AI-Driven Composition
The AI (LLM) receives:
- Your foundry description and available operations
- The user's order prompt
- JSON schema defining valid alignment structure
It generates an Alignment that:
- Sequences operations logically
- Maps inputs/outputs through registers
- Handles validation loops
- Ensures type compatibility
You don't write the workflow - the AI composes it dynamically based on the user's request.
Best Practices
1. Write Clear Descriptions
The AI uses descriptions to understand what operations do:
// ✅ Good - Clear and specific
makeSwitcher({
name: "check-validity",
description: "Validates images for inappropriate content using content moderation API. If invalid, return feedback for regeneration.",
// ...
})
// ❌ Bad - Vague
makeSwitcher({
name: "check",
description: "Checks stuff",
// ...
})2. Use Meaningful Names
Use kebab-case for operation names:
// ✅ Good
"generate-character-image"
"validate-content"
"analyze-sentiment"
// ❌ Bad
"proc1"
"x"
"doStuff"3. Validate Parameters
Always validate parameters in your functions:
fn: async (medium) => {
const value = medium.params["text"]?.value;
if (typeof value !== "string") {
throw new Error("Expected string parameter 'text'");
}
// ... safe to use value as string
}4. Handle Async Operations
All processor and switcher functions can be async:
fn: async (medium) => {
const prompt = medium.params["prompt"]?.value;
const result = await callExternalAPI(prompt);
return { output: result };
}5. Design for Loops
When using switchers for validation, provide clear feedback:
returnsWhenFalse: { feedback: { type: "string" } },
fn: async (medium) => {
// ...
return [
false,
{
feedback: "Image contains inappropriate content. Please regenerate with family-friendly themes."
}
];
}The AI can use this feedback to adjust subsequent operations.
Limitations
- Experimental: This library is in early development and APIs may change
- LLM Dependency: Requires LLM API access for blueprint generation
- Cost: Each workflow execution calls the LLM API (monitor your usage)

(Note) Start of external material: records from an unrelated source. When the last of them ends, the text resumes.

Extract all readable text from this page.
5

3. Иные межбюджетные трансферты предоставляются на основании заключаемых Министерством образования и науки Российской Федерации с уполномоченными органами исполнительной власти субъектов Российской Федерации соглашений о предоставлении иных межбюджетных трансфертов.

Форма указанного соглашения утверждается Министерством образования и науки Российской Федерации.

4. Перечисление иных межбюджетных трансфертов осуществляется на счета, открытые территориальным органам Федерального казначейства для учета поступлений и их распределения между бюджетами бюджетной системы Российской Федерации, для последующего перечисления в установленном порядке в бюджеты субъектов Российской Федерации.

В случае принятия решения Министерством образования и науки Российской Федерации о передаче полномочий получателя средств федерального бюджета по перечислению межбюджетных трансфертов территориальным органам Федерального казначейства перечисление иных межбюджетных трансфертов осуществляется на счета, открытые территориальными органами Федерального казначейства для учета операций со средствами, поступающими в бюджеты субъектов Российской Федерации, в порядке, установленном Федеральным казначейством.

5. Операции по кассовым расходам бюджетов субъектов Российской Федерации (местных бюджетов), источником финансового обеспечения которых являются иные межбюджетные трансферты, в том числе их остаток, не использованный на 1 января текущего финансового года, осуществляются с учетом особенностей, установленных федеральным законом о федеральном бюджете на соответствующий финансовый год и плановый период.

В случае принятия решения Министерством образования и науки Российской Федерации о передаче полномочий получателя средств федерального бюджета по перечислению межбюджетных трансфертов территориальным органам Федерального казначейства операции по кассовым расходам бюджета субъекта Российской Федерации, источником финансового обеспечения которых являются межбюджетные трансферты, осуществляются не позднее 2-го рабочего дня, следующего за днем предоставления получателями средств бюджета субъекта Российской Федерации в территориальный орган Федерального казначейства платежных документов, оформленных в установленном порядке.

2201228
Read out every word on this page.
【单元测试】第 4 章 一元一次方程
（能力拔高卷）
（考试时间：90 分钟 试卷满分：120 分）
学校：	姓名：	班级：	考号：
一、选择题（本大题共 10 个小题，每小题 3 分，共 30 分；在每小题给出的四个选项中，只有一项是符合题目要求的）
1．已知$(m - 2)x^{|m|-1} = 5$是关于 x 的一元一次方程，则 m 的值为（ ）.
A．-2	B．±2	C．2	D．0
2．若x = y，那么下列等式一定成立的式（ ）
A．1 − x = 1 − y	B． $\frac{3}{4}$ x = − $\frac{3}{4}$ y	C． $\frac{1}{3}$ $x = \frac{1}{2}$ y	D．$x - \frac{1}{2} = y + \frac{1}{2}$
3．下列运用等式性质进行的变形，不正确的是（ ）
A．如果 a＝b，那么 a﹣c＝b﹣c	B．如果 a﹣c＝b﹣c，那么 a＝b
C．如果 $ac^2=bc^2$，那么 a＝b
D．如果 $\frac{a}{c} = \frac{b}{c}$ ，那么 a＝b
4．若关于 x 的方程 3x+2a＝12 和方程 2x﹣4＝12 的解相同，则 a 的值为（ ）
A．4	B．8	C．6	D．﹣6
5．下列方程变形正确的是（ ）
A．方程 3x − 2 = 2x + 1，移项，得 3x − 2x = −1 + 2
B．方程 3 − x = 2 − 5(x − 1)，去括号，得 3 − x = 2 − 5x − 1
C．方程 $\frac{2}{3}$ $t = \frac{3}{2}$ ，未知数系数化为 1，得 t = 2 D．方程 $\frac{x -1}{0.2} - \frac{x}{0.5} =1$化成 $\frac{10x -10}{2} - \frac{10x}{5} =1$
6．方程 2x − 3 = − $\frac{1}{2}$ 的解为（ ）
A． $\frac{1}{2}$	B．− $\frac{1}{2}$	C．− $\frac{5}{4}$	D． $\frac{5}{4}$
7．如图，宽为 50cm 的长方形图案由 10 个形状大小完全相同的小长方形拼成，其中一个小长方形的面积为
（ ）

- Operation Limit: Default limit of 10 operations prevents infinite loops but may constrain complex workflows
- Type System: Limited to the VirtualType system (string, number, image[], etc.)
Troubleshooting
"No processor found for opcode X"
The AI generated an alignment referencing a processor you didn't define. Ensure your processor names match exactly (kebab-case).
"Operation limit exceeded"
Your workflow hit the operation limit (default: 10). Either:
- Increase
maxOperationLimitin your foundry spec - Simplify your workflow to require fewer operations
"Invalid medium value"
Your processor received unexpected parameter types. Add validation:
fn: async (medium) => {
const value = medium.params["text"]?.value;
if (typeof value !== "string") {
throw new Error(`Expected string, got ${typeof value}`);
}
// ... process
}AI generates incorrect alignments
- Improve operation descriptions to be more specific
- Ensure your foundry description clearly explains its purpose
- Check that processor/switcher argument/return types are accurate
License
MIT License - see LICENSE file for details.